In the last interview, you also stated that the 761st Tank Battalion documents were classified. Why do you think the government was hiding this information?

Sweetheart, you have to ask them. I don't know, but it's always "Classified."

You said that at the Battle of the Rhine, you destroyed seven different cities. Did you ever meet local people while you were fighting?

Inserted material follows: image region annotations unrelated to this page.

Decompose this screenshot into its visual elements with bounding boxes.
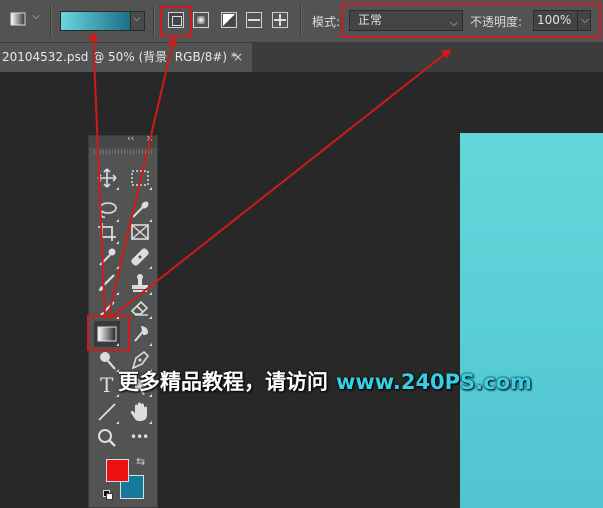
foreground-color-swatch[interactable] [106, 459, 129, 482]
arrow-to-mode-opacity [109, 48, 452, 319]
eyedropper-icon[interactable] [94, 244, 120, 270]
stamp-icon[interactable] [127, 270, 153, 296]
angle-gradient-icon[interactable] [221, 12, 237, 28]
divider [300, 5, 302, 37]
divider [153, 5, 155, 37]
highlight-gradient-type [160, 6, 192, 37]
close-icon[interactable]: × [233, 43, 243, 72]
tool-preset-chevron-icon[interactable]: ⌵ [32, 11, 40, 22]
highlight-gradient-tool [87, 315, 130, 351]
marquee-icon[interactable] [127, 165, 153, 191]
reflected-gradient-icon[interactable] [246, 12, 262, 28]
line-icon[interactable] [94, 399, 120, 425]
watermark-url: www.240PS.com [336, 370, 532, 394]
gradient-tool-icon[interactable] [10, 11, 26, 27]
hand-icon[interactable] [127, 399, 153, 425]
close-icon[interactable]: × [146, 134, 154, 144]
brush-icon[interactable] [94, 270, 120, 296]
eraser-icon[interactable] [127, 294, 153, 320]
swap-colors-icon[interactable]: ⇆ [136, 455, 145, 468]
document-canvas[interactable] [460, 133, 603, 508]
mode-label: 模式: [312, 15, 341, 29]
divider [50, 5, 52, 37]
collapse-icon[interactable]: ‹‹ [127, 134, 134, 144]
grip-handle[interactable] [94, 150, 152, 154]
more-icon[interactable]: ••• [127, 425, 153, 451]
document-tab-bar: 20104532.psd @ 50% (背景, RGB/8#) * × [0, 43, 603, 72]
document-tab[interactable]: 20104532.psd @ 50% (背景, RGB/8#) * × [0, 43, 252, 72]
highlight-mode-opacity [341, 3, 601, 38]
diamond-gradient-icon[interactable] [272, 12, 288, 28]
zoom-icon[interactable] [94, 425, 120, 451]
radial-gradient-icon[interactable] [193, 12, 209, 28]
healing-brush-icon[interactable] [127, 244, 153, 270]
gradient-picker-dropdown[interactable]: ⌵ [131, 11, 145, 31]
gradient-picker[interactable] [60, 11, 131, 31]
frame-icon[interactable] [127, 219, 153, 245]
watermark-caption: 更多精品教程，请访问 [118, 370, 328, 394]
default-colors-icon[interactable] [103, 490, 113, 500]
options-bar: ⌵ ⌵ 模式: 正常 ⌵ 不透明度: 100% ⌵ [0, 0, 603, 43]
crop-icon[interactable] [94, 219, 120, 245]
toolbox-header[interactable]: ‹‹ × [89, 134, 157, 148]
type-icon[interactable]: T [94, 372, 120, 398]
move-icon[interactable] [94, 165, 120, 191]
watermark-text: 更多精品教程，请访问 www.240PS.com [118, 366, 532, 396]
document-title: 20104532.psd @ 50% (背景, RGB/8#) * [2, 50, 237, 64]
blur-icon[interactable] [127, 321, 153, 347]
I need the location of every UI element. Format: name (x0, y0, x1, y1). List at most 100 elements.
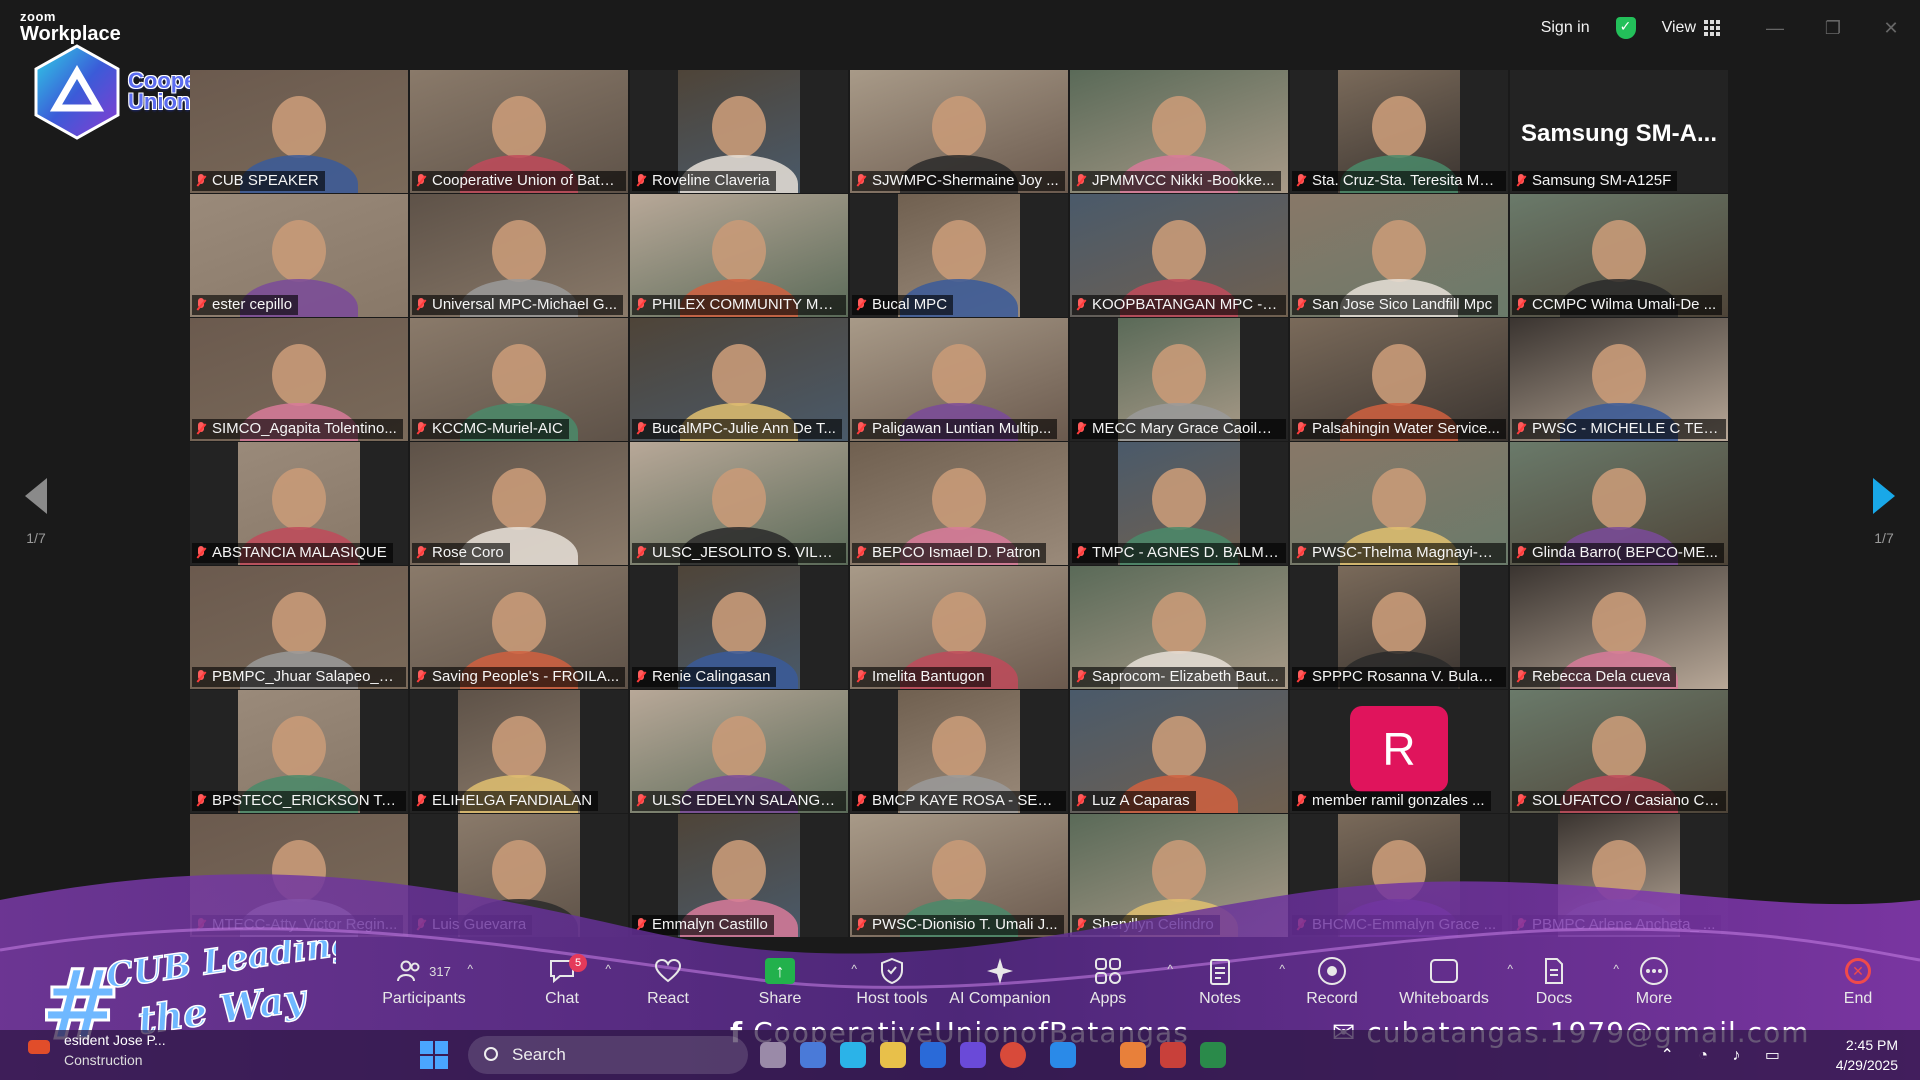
grid-view-icon (1704, 20, 1720, 36)
participant-name: Sheryllyn Celindro (1092, 916, 1214, 933)
react-button[interactable]: React (613, 954, 723, 1008)
powerpoint-icon[interactable] (1160, 1042, 1186, 1068)
share-button[interactable]: ↑ Share ^ (725, 954, 857, 1008)
participants-button[interactable]: 317 Participants ^ (369, 954, 479, 1008)
participant-tile[interactable]: SIMCO_Agapita Tolentino... (190, 318, 410, 442)
windows-start-icon[interactable] (420, 1041, 448, 1069)
participant-name: Samsung SM-A125F (1532, 172, 1672, 189)
participant-tile[interactable]: KCCMC-Muriel-AIC (410, 318, 630, 442)
docs-button[interactable]: Docs ^ (1499, 954, 1619, 1008)
participant-tile[interactable]: San Jose Sico Landfill Mpc (1290, 194, 1510, 318)
chat-button[interactable]: 5 Chat ^ (507, 954, 617, 1008)
taskbar-app-icon[interactable] (960, 1042, 986, 1068)
participant-tile[interactable]: SOLUFATCO / Casiano CA... (1510, 690, 1730, 814)
participant-tile[interactable]: SPPPC Rosanna V. Bulan (... (1290, 566, 1510, 690)
participant-tile[interactable]: Saprocom- Elizabeth Baut... (1070, 566, 1290, 690)
participant-tile[interactable]: BucalMPC-Julie Ann De T... (630, 318, 850, 442)
participant-tile[interactable]: JPMMVCC Nikki -Bookke... (1070, 70, 1290, 194)
ai-companion-button[interactable]: AI Companion (945, 954, 1055, 1008)
file-explorer-icon[interactable] (880, 1042, 906, 1068)
participant-face (272, 716, 326, 778)
participant-tile[interactable]: TMPC - AGNES D. BALME... (1070, 442, 1290, 566)
participant-name-label: Imelita Bantugon (852, 667, 991, 687)
zoom-app-icon[interactable] (1050, 1042, 1076, 1068)
more-button[interactable]: More (1599, 954, 1709, 1008)
participant-name: KOOPBATANGAN MPC -V... (1092, 296, 1280, 313)
taskbar-app-icon[interactable] (1120, 1042, 1146, 1068)
participant-tile[interactable]: Rmember ramil gonzales ... (1290, 690, 1510, 814)
participant-tile[interactable]: PBMPC_Jhuar Salapeo_B... (190, 566, 410, 690)
taskbar-app-icon[interactable] (800, 1042, 826, 1068)
participant-tile[interactable]: Emmalyn Castillo (630, 814, 850, 938)
meeting-toolbar: 317 Participants ^ 5 Chat ^ React ↑ Shar… (0, 940, 1920, 1016)
taskbar-search[interactable]: Search (468, 1036, 748, 1074)
participant-tile[interactable]: KOOPBATANGAN MPC -V... (1070, 194, 1290, 318)
participant-tile[interactable]: PHILEX COMMUNITY MU... (630, 194, 850, 318)
participant-tile[interactable]: BMCP KAYE ROSA - SECR... (850, 690, 1070, 814)
host-tools-button[interactable]: Host tools (837, 954, 947, 1008)
participant-name: ULSC EDELYN SALANGUI... (652, 792, 840, 809)
participant-tile[interactable]: ester cepillo (190, 194, 410, 318)
participant-tile[interactable]: Luz A Caparas (1070, 690, 1290, 814)
participant-tile[interactable]: Sta. Cruz-Sta. Teresita MPC (1290, 70, 1510, 194)
end-button[interactable]: ✕ End (1803, 954, 1913, 1008)
taskbar-app-icon[interactable] (760, 1042, 786, 1068)
participant-tile[interactable]: Rebecca Dela cueva (1510, 566, 1730, 690)
participant-tile[interactable]: ELIHELGA FANDIALAN (410, 690, 630, 814)
host-tools-label: Host tools (856, 990, 928, 1007)
participant-tile[interactable]: Paligawan Luntian Multip... (850, 318, 1070, 442)
minimize-icon[interactable]: — (1746, 18, 1804, 39)
participant-tile[interactable]: ULSC EDELYN SALANGUI... (630, 690, 850, 814)
system-tray-icons[interactable]: ⌃ ◔ ♪ ▭ (1660, 1045, 1790, 1065)
participant-face (1152, 220, 1206, 282)
participant-tile[interactable]: PWSC-Dionisio T. Umali J... (850, 814, 1070, 938)
participant-tile[interactable]: Rose Coro (410, 442, 630, 566)
participant-tile[interactable]: Palsahingin Water Service... (1290, 318, 1510, 442)
excel-icon[interactable] (1200, 1042, 1226, 1068)
participants-chevron-up-icon[interactable]: ^ (467, 962, 473, 976)
taskbar-clock[interactable]: 2:45 PM 4/29/2025 (1836, 1035, 1898, 1075)
participant-tile[interactable]: Bucal MPC (850, 194, 1070, 318)
participant-tile[interactable]: Universal MPC-Michael G... (410, 194, 630, 318)
notes-button[interactable]: Notes ^ (1165, 954, 1285, 1008)
previous-page-button[interactable]: 1/7 (16, 478, 56, 546)
participant-tile[interactable]: BHCMC-Emmalyn Grace ... (1290, 814, 1510, 938)
muted-mic-icon (196, 670, 206, 684)
participant-tile[interactable]: Luis Guevarra (410, 814, 630, 938)
participant-avatar: R (1350, 706, 1448, 792)
participant-tile[interactable]: ABSTANCIA MALASIQUE (190, 442, 410, 566)
participant-tile[interactable]: Sheryllyn Celindro (1070, 814, 1290, 938)
participant-tile[interactable]: MECC Mary Grace Caoile ... (1070, 318, 1290, 442)
participant-tile[interactable]: PWSC-Thelma Magnayi-B... (1290, 442, 1510, 566)
view-button[interactable]: View (1662, 19, 1720, 37)
participant-tile[interactable]: SJWMPC-Shermaine Joy ... (850, 70, 1070, 194)
edge-browser-icon[interactable] (840, 1042, 866, 1068)
outlook-icon[interactable] (920, 1042, 946, 1068)
whiteboards-button[interactable]: Whiteboards ^ (1389, 954, 1513, 1008)
next-page-button[interactable]: 1/7 (1864, 478, 1904, 546)
participant-tile[interactable]: Cooperative Union of Batang... (410, 70, 630, 194)
participant-tile[interactable]: PWSC - MICHELLE C TEÑ... (1510, 318, 1730, 442)
participant-tile[interactable]: PBMPC Arlene Ancheta_ ... (1510, 814, 1730, 938)
close-icon[interactable]: ✕ (1862, 18, 1920, 39)
participant-tile[interactable]: BPSTECC_ERICKSON T. G... (190, 690, 410, 814)
record-button[interactable]: Record (1277, 954, 1387, 1008)
participant-tile[interactable]: Roveline Claveria (630, 70, 850, 194)
participant-tile[interactable]: Glinda Barro( BEPCO-ME... (1510, 442, 1730, 566)
restore-icon[interactable]: ❐ (1804, 18, 1862, 39)
participant-tile[interactable]: MTECC-Atty. Victor Regin... (190, 814, 410, 938)
chrome-icon[interactable] (1000, 1042, 1026, 1068)
security-shield-icon[interactable] (1615, 17, 1636, 39)
participant-tile[interactable]: BEPCO Ismael D. Patron (850, 442, 1070, 566)
apps-button[interactable]: Apps ^ (1053, 954, 1173, 1008)
chat-chevron-up-icon[interactable]: ^ (605, 962, 611, 976)
participant-tile[interactable]: Renie Calingasan (630, 566, 850, 690)
participant-tile[interactable]: CCMPC Wilma Umali-De ... (1510, 194, 1730, 318)
participant-tile[interactable]: Imelita Bantugon (850, 566, 1070, 690)
apps-label: Apps (1089, 990, 1127, 1007)
participant-tile[interactable]: Samsung SM-A... Samsung SM-A125F (1510, 70, 1730, 194)
participant-tile[interactable]: CUB SPEAKER (190, 70, 410, 194)
participant-tile[interactable]: ULSC_JESOLITO S. VILLA... (630, 442, 850, 566)
participant-tile[interactable]: Saving People's - FROILA... (410, 566, 630, 690)
sign-in-button[interactable]: Sign in (1541, 19, 1590, 37)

Some of them would come out, especially the ladies, and a bunch of kids. They'd come out, we'd give them candy, rations, coffee, sugar. The little girls would come out with their aprons open like that [gestures pulling up an apron]. This one lady I got a letter from last month, she explained who she was, and that her mother told her that the black troops were nicer to them than the white American troops. So she came up to our tanks, and she bring her apron and just hold it open, and we'd load it up with goodies for her. She'd take it and run home and dump it and come back. So we were always giving them stuff.

What I say about some of the whites, what I saw, I didn't like. At the camp—this is just after the war—we had a bunch of refugee people, they were misplaced persons, the Germans had ripped down their homes, and they were trying to get back home. They would come up with their little cups or a coffee can. At the end of the line, after you had eaten, instead of throwing it in the garbage can, they wanted you to give it to them—the food, the scraps that you had left. And I'd save my bread for them. The lady put it in a little dish. Some white troop came along and took this left over coffee and dumped it. I didn't like that.

I didn't tell you about the fight, the scrimmage I almost got into with one of those guys. We were going down to the Bulge to relieve. He was in the airborne, he had gotten wounded. I went to the hospital to get my foot checked one afternoon. I cleaned myself up and put on my new boots that I worn in America—they were all shined—and I got out of the muddy boots that I had. There was a paratrooper in the line and he said, "Sarge." I said "Yeah." He said "Where did you get them boots?" I said, "I bought them, this is what we call 'tanker boots.'" "Naw, your lying, they are paratrooper boots. That's all you niggers do—back here robbing the dead." He said, "I should come over and take them off of you." I smiled and said, "That's your next job Sarge, come on over," not knowing that it was his airborne division that was down there in Bastogne that we were going down to get out of there. And he said we were just up there robbing. I had a tanker outfit on, that's not quarter-master or the guys moving the dead or doing anything like that. That's what they thought the blacks all they did, service like that, and quarter-master. But if it wasn't for those guys doing all that hard work, we would have lost the war.